The third version, Pesticide Dissipation from Agricultural Land (PeDAL) model, has been successfully developed, including photodegradation on leaf surfaces as well as penetration into leaves. We hope for these models to become tools that farmers use to make better pesticide management decisions and that regulatory agencies use to better protect the health of the environment and those living in it, such as humans and pollinators.
🔶Partition Coefficients of Pesticides
Pesticides can either volatilize into the air or deposit onto surfaces in the environment. One property that allows for a prediction of this behavior is the plant-air partition coefficient (Kplant-air). The Kplant-air describes the pesticide's equilibrium that is formed between a plant surface and the air around it after landing on the plant. Differences in temperature, humidity, and the type of leaf influence the Kplant-air, which is why Kplant-air values in the literature are often not applicable for other situations.
WHAT WE DO
We are interested in the relationships between Kplant-air values for different pesticides and different leaves with varying temperature and humidity.

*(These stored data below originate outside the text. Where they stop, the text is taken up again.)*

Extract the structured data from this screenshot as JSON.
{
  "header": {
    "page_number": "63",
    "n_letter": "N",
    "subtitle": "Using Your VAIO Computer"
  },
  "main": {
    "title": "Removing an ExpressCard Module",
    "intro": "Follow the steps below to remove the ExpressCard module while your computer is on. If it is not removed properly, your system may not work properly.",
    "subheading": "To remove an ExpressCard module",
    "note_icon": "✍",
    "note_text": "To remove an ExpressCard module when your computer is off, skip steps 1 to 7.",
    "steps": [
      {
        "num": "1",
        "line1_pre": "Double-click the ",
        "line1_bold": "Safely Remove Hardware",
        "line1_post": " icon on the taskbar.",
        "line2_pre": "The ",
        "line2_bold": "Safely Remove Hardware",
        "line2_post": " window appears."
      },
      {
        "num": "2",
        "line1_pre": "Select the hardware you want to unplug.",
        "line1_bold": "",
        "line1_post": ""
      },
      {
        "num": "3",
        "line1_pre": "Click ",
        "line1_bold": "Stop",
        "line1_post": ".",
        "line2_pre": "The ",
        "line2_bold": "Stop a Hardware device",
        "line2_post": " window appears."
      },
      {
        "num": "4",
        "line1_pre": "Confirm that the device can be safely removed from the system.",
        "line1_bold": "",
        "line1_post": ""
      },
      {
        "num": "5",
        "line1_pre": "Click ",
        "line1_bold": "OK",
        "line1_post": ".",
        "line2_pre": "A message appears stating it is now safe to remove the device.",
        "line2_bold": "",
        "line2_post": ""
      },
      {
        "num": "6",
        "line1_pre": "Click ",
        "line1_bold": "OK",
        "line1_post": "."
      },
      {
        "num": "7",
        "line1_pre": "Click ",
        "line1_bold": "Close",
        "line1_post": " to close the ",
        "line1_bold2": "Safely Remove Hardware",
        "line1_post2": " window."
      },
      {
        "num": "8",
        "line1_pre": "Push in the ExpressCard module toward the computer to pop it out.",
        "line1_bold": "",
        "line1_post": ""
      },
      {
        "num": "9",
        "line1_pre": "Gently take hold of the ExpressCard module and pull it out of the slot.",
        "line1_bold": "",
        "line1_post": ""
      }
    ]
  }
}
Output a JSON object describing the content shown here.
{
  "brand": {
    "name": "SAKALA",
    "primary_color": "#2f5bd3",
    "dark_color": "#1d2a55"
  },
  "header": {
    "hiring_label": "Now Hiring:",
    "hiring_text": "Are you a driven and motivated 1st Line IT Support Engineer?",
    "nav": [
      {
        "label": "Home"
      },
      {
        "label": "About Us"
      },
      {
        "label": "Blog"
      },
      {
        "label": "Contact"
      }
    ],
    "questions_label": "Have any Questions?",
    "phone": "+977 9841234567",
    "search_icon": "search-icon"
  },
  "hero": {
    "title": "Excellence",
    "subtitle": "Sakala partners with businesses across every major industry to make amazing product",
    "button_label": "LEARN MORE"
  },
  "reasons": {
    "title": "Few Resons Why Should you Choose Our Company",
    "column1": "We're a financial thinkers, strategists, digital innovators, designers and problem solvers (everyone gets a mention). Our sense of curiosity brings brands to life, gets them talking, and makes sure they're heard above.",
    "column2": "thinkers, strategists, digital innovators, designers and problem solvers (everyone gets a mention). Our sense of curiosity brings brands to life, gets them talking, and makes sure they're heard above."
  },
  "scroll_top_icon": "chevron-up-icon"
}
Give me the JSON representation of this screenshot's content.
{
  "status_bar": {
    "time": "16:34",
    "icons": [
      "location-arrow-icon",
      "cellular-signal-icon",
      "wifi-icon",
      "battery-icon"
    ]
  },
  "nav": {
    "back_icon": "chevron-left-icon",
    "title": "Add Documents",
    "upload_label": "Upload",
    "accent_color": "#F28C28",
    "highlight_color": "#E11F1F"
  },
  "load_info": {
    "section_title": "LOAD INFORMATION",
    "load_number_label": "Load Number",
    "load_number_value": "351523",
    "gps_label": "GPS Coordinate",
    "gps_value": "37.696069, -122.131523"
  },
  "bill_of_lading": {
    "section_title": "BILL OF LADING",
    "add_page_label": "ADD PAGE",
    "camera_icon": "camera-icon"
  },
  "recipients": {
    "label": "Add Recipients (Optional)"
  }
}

To measure the Kplant-airvalues, a fugacity meter will be used. This pushes gas through a sample chamber containing leaves contaminated with pesticide. As the gas flows over the leaves, the pesticide on the leaf is in equilibrium between the leaf and the air. As the air and volatilized pesticide exit the sample chamber, it flows through a sorbent trap, which retains the gas-phase pesticide. The ratio of the concentration of the pesticide on the plant to the concentration in the air is the Kplant-air.
🔷 Organic Contaminants in Arctic Lakes
Many semi-volatile organic contaminants have been shown to travel through our atmosphere far from their point of use. This transport is a result of net volatilization in warmer low-elevation and low-latitude regions and net deposition in colder high-elevation and high latitude regions. As a result, polar regions become global sinks for many organic contaminants, despite their remoteness. While the presence of organic contaminants, especially historic use contaminants, is well documented in the Arctic, the fate of these contaminants thereafter is unknown, particularly for emergent classes of contaminants.
WHAT WE DO
In this project we measure the seasonal trends in the concentrations of emerging brominated flame retardants and current use pesticides in Arctic lake water. Our collaborators study the partitioning and photochemical behavior of these compounds in Arctic lake water. After two summers of field work and laboratory studies, a predictive chemical fate model will be created for an Arctic lake to predict changes in the fate of emergent and current use contaminants in a changing climate.
🔶Organic Contaminants in Great Salt Lake
Utah’s Great Salt Lake, like many saline lakes worldwide, is declining in surface area as upstream water use increases in its watershed. Due to the fact that they have no outflow, and the high levels of upstream urban and agricultural activity, the Great Salt Lake is also particularly susceptible to accumulation of contaminants in its sediments. As lake levels decline, large areas of these sediments are now becoming dry lake bed that then become a source of airborne dust.
WHAT WE DO
We care about the potential health risks of the nearby communities through inhalation exposure to the dust, in particularly, of organic contaminants in the dust. Therefore, we and our collaborators collect sediment and dust samples from the dry lake bed and measure a variety of harmful compounds that may be present including cyanotoxins, heavy metals, and organic contaminants.